The Cabbage family (Brassica) has so many varieties, from brussels sprouts to Bok choy, but my favorite is Kale. Here are 10 reasons to Fall in Love with Kale in all Seasons:

  • Leafy greens are the foundation of the earth’s food supply.
  • There are so many varieties…yes over 50. But some of the favorites are Lacinato (also referred to as Tuscan or Dinosaur kale), Curly Green and Red Russian kale. Many of them will grow with ease well into late Fall in our New England climate.
  • These leaves have more hydration, nutrient density, and satiation than almost any food.
  • They give you vital fiber that your microbiome loves.
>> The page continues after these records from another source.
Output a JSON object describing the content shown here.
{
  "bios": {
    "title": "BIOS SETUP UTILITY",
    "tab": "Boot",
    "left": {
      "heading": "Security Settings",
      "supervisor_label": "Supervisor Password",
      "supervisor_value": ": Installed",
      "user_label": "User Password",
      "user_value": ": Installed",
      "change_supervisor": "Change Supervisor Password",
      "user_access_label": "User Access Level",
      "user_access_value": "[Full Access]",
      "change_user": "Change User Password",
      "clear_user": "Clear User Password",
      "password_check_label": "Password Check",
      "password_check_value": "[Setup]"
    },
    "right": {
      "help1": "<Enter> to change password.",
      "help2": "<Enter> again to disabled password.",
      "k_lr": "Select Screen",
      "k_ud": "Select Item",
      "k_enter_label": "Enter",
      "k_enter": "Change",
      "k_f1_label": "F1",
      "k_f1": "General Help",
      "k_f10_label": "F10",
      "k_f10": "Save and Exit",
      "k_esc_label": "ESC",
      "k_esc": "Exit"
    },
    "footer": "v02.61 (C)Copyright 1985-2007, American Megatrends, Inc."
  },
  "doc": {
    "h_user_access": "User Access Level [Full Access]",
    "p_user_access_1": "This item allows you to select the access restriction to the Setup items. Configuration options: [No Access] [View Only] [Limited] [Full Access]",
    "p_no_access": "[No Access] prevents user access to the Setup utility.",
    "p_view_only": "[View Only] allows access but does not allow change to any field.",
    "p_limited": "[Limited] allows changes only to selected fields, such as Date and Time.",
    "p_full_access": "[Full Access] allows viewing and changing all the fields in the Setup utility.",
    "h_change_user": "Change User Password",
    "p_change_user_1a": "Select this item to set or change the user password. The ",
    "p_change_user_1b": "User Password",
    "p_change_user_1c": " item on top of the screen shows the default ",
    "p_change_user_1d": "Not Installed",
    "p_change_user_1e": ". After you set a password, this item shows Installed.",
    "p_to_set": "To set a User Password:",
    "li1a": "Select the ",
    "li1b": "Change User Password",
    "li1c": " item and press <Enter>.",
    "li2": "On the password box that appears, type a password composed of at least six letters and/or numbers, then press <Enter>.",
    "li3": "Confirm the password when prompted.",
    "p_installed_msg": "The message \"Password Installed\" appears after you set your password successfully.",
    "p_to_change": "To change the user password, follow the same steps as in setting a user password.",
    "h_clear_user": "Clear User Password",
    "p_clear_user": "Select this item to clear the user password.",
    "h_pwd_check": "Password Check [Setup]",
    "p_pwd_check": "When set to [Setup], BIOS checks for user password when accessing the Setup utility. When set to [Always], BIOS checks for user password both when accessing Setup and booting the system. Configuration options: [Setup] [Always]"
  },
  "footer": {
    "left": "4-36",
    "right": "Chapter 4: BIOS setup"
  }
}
This fiber helps to reduce cholesterol by binding with bile salts in the liver, stimulating more bile salt production, thus lowering cholesterol.
  • The leaves love a massage when they are eaten raw (I’ll explain later in a recipe); and they are fun to massage.  And, when the leaves are cooked as a green in a nutrient-dense soup, they do not shrink.
  • They provide a myriad of phytonutrients, vitamins, and minerals to keep your body and brain in top shape but are low in calories (about 33 calories per cup) and carbohydrates.
  • A cup of kale contains 600% of your daily recommendation of Vitamin K, 200% of your daily Vitamin A and 134% of your Vitamin C (10 times more vitamin C than spinach), as well thiamine, riboflavin, folate, iron, magnesium, potassium, copper, and manganese.
  • They are rich in the sulfur containing glucosinolates (sulforaphane and isothiocyanates) which support detoxification processes in the liver and play a vital role in neutralizing carcinogenic substances.
  • The leaves are rich in anti-oxidants such as beta-carotene, zeaxanthin, and lutein; which support vision and protect against macular degeneration; as well as protecting our skin against harmful UV radiation.
  • Their high calcium and Vit K content is a natural way to support bone health.
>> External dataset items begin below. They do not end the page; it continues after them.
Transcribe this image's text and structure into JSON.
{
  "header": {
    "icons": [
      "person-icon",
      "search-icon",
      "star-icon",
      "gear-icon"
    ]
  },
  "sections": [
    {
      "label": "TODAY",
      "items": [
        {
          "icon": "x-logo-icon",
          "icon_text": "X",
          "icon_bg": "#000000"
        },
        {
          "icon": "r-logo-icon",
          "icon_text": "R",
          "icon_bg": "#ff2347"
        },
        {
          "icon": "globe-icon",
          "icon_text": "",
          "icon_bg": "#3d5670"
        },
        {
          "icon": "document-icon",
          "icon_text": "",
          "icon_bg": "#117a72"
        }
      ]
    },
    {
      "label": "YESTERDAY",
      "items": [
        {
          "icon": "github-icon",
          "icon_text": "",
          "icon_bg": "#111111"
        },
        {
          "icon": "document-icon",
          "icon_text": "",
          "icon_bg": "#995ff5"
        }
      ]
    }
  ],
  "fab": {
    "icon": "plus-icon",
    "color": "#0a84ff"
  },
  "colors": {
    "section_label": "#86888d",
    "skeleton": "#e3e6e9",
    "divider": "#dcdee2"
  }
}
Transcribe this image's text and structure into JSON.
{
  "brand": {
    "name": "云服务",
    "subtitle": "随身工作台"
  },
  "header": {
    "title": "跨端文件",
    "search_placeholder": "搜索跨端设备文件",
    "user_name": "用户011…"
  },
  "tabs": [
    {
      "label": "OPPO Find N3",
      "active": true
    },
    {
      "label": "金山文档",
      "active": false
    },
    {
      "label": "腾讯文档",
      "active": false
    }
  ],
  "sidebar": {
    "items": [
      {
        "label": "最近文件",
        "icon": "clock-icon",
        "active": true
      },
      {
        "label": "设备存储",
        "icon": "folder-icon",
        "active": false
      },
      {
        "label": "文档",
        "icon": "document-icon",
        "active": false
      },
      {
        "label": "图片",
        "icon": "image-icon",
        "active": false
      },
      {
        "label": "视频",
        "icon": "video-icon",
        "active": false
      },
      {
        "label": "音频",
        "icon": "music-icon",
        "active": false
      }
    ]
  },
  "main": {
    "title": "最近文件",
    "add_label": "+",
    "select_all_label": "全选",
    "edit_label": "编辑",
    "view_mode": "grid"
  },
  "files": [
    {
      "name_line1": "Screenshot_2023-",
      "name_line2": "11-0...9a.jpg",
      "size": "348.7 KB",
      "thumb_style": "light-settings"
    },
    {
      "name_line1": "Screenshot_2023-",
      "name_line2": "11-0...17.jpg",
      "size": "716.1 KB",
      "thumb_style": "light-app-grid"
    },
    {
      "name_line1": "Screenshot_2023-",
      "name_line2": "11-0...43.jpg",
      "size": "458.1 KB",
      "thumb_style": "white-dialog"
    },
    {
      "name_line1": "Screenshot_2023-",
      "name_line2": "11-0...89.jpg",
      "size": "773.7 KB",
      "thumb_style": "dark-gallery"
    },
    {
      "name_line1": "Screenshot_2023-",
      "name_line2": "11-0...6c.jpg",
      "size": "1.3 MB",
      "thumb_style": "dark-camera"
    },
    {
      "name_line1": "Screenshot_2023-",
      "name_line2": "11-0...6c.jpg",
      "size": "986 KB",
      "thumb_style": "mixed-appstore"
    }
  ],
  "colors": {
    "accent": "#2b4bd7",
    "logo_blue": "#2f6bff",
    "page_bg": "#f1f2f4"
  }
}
There are so many ways for you to Fall in Love with Kale, from nutritive salads for every season to additions in sautés; soups; stews; baked as kale chips or in smoothies. Have fun getting to know this amazing food. 

Recipe: Kale-Avocado Summer Salad with the wonders of SEEDS

Ingredients:

2 bunches of kale (about 4 heaping cups chopped)
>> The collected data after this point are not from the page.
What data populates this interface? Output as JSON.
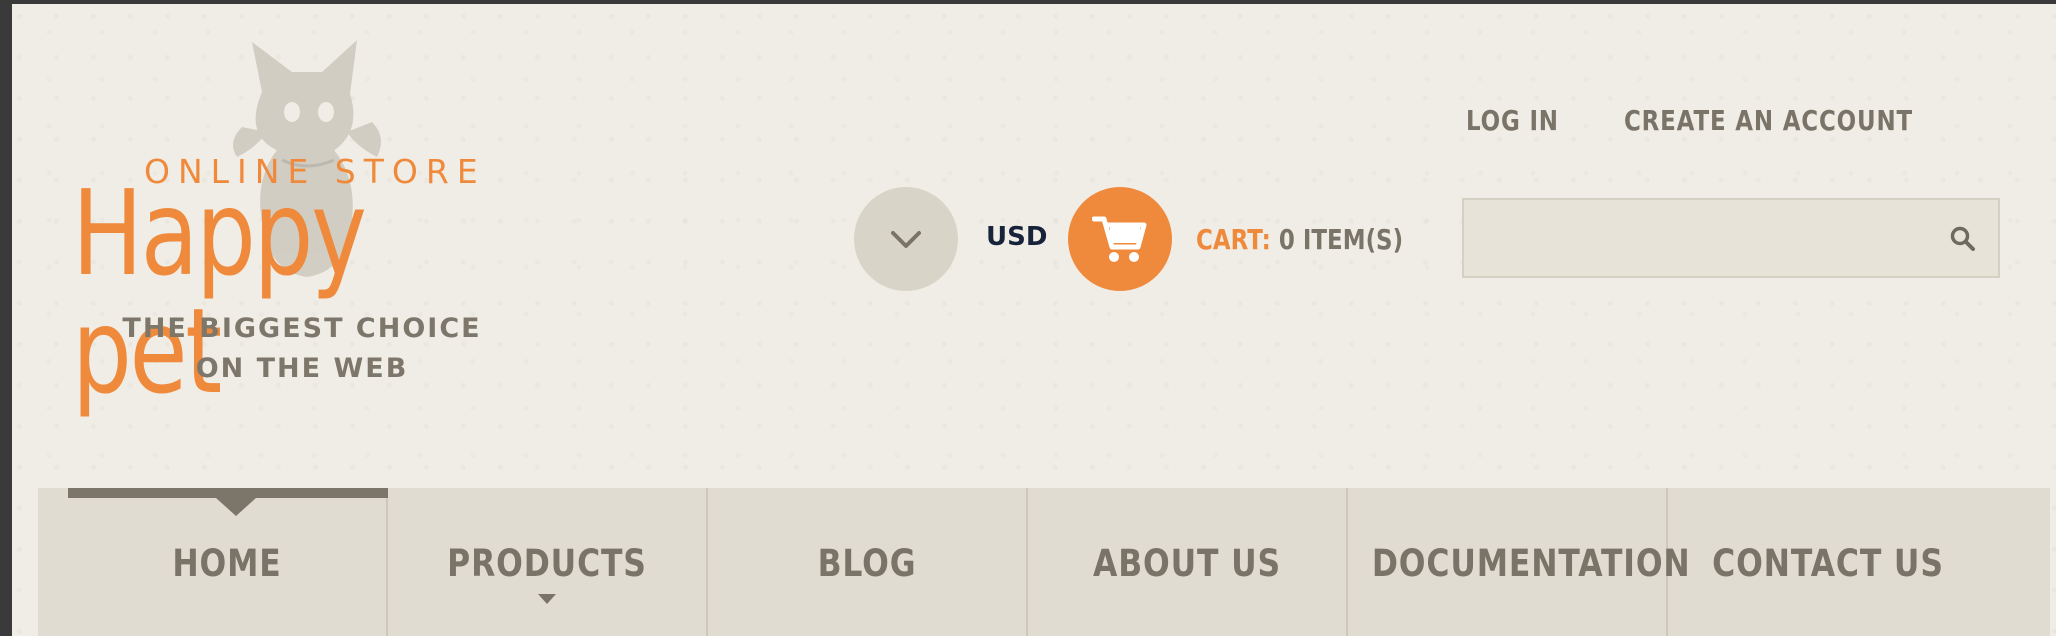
{
  "brand": {
    "kicker": "ONLINE STORE",
    "name": "Happy pet",
    "tagline_line1": "THE BIGGEST CHOICE",
    "tagline_line2": "ON THE WEB",
    "accent_color": "#ef8a3c"
  },
  "account": {
    "login": "LOG IN",
    "create_account": "CREATE AN ACCOUNT"
  },
  "currency": {
    "selected": "USD",
    "toggle_icon": "chevron-down-icon"
  },
  "cart": {
    "label": "CART:",
    "count_text": "0 ITEM(S)",
    "icon": "shopping-cart-icon"
  },
  "search": {
    "placeholder": "",
    "icon": "search-icon"
  },
  "nav": {
    "items": [
      {
        "label": "HOME",
        "active": true
      },
      {
        "label": "PRODUCTS",
        "has_dropdown": true
      },
      {
        "label": "BLOG"
      },
      {
        "label": "ABOUT US"
      },
      {
        "label": "DOCUMENTATION"
      },
      {
        "label": "CONTACT US"
      }
    ]
  }
}
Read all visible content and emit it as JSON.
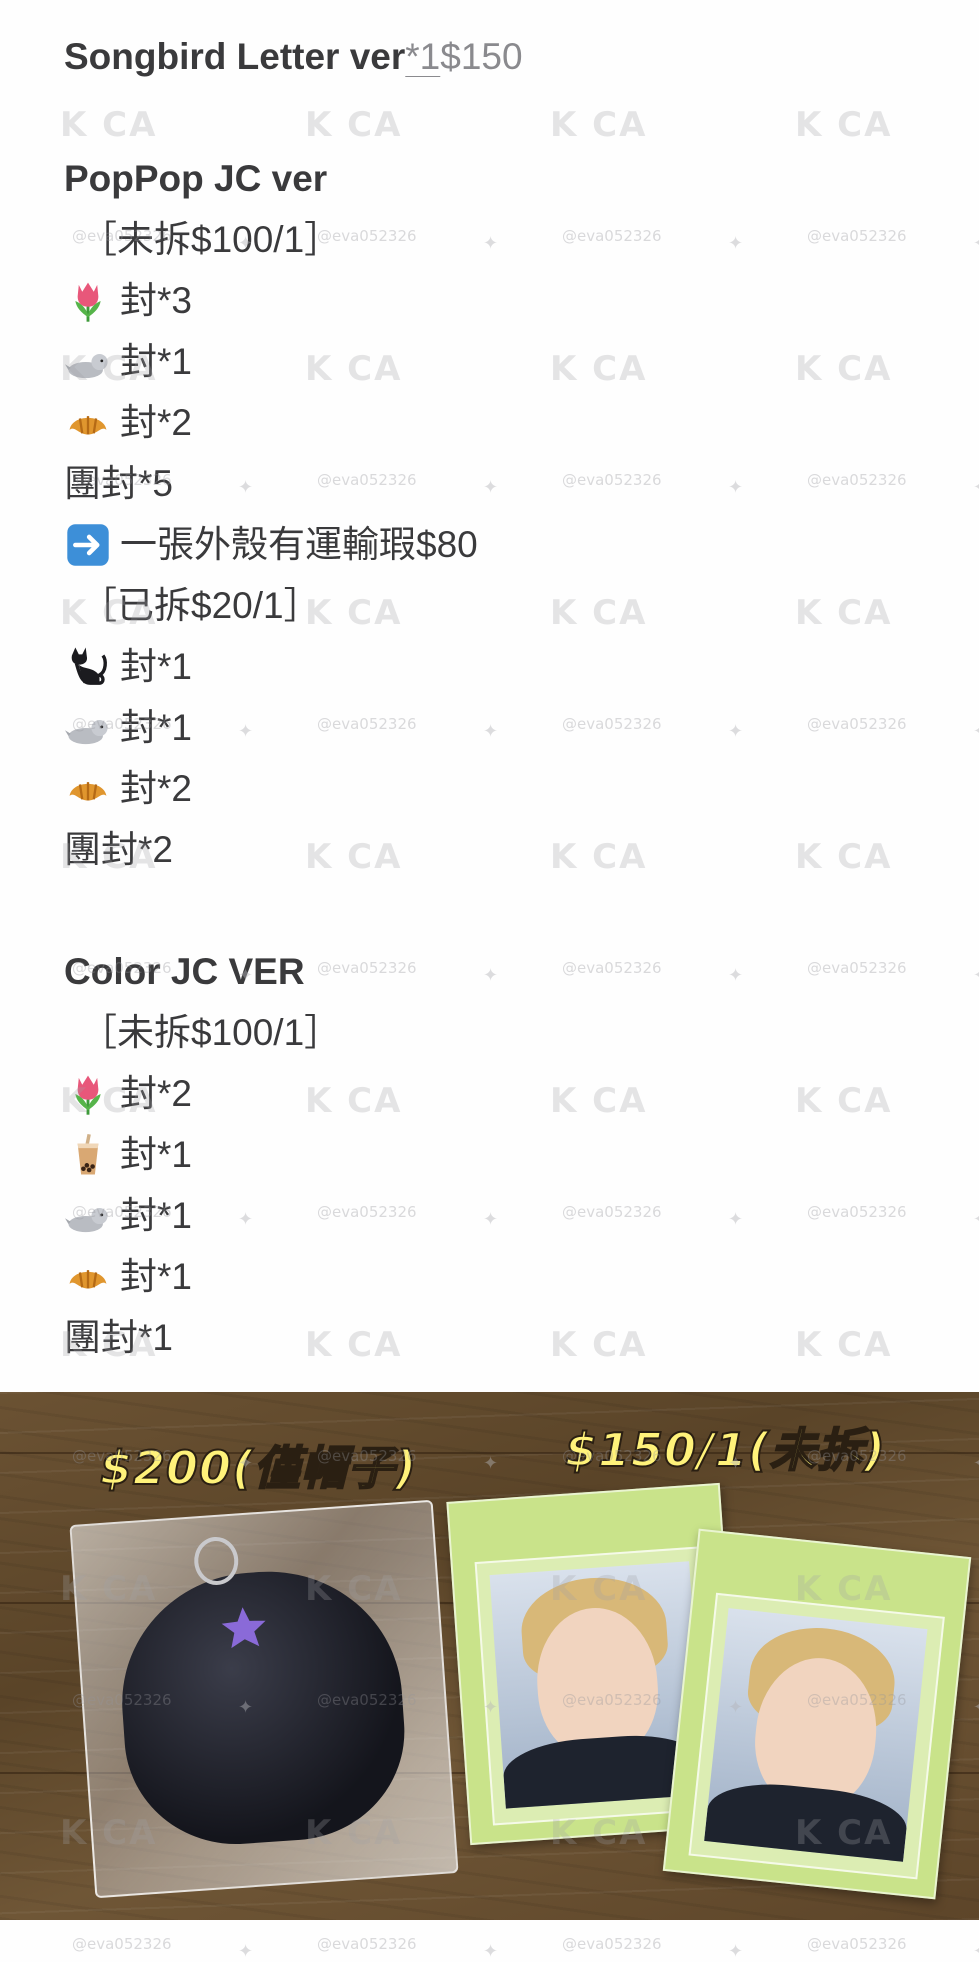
{
  "notes": {
    "songbird": {
      "label": "Songbird Letter ver ",
      "qty": "*1",
      "price": " $150"
    },
    "poppop": {
      "title": "PopPop JC ver",
      "unopened": "［未拆$100/1］",
      "items1": [
        {
          "icon": "tulip-icon",
          "text": "封*3"
        },
        {
          "icon": "seal-icon",
          "text": "封*1"
        },
        {
          "icon": "croissant-icon",
          "text": "封*2"
        }
      ],
      "group1": "團封*5",
      "arrow_note": "一張外殼有運輸瑕$80",
      "opened": "［已拆$20/1］",
      "items2": [
        {
          "icon": "black-cat-icon",
          "text": "封*1"
        },
        {
          "icon": "seal-icon",
          "text": "封*1"
        },
        {
          "icon": "croissant-icon",
          "text": "封*2"
        }
      ],
      "group2": "團封*2"
    },
    "color": {
      "title": "Color JC VER",
      "unopened": "［未拆$100/1］",
      "items": [
        {
          "icon": "tulip-icon",
          "text": "封*2"
        },
        {
          "icon": "bubble-tea-icon",
          "text": "封*1"
        },
        {
          "icon": "seal-icon",
          "text": "封*1"
        },
        {
          "icon": "croissant-icon",
          "text": "封*1"
        }
      ],
      "group": "團封*1"
    }
  },
  "photo": {
    "price_hat": "$200(僅帽子)",
    "price_card": "$150/1(未拆)"
  },
  "watermark": {
    "logo": "K CA",
    "handle": "@eva052326"
  },
  "colors": {
    "text": "#3a3a3c",
    "price_fill": "#fff27a",
    "sleeve": "#c9e38a"
  }
}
2 tablespoons extra virgin olive oil

1/8 teaspoon sea salt, plus more to taste

1 tablespoon lemon juice

1 avocado peeled pitted and chopped.

1 pepper red, orange or yellow, finely chopped

1 large carrot, grated

3 tablespoons sunflower seeds and/or pumpkin seeds toasted or ground

½ tsp coconut amines (optional)

1 tsp Gomasio (optional)

Remove stalks from kale and discard into your compost bin. Chop or tear leaves into small pieces and place in mixing bowl. Drizzle with olive oil, lemon juice and salt and, using your fingers, gently massage into the leaves. Add the chopped avocado and continue massaging until leaves are evenly coated. Set aside to allow leaves to soften for at least 15 minutes. While doing so chop: Chop colorful peppers, grate carrot and grind or toast seeds, such as sunflower seeds. Gomasio (a blend of sesame seeds and sea salt) and/or coconut amines can be added to taste. Enjoy this nutritious and delicious summer salad.

This recipe is adapted from the cookbook, Clean, by Terry Walters.

Another book rich with recipes using Kale and other leafy greens is:  Eat to Beat Depression and Anxiety: Nourish Your Way to Better Mental Health in Six Weeks by Drew Ramsey, MD. Dr. Ramsey is a psychiatrist and organic farmer who is one of the leading proponents of using nutritional interventions for mental illness.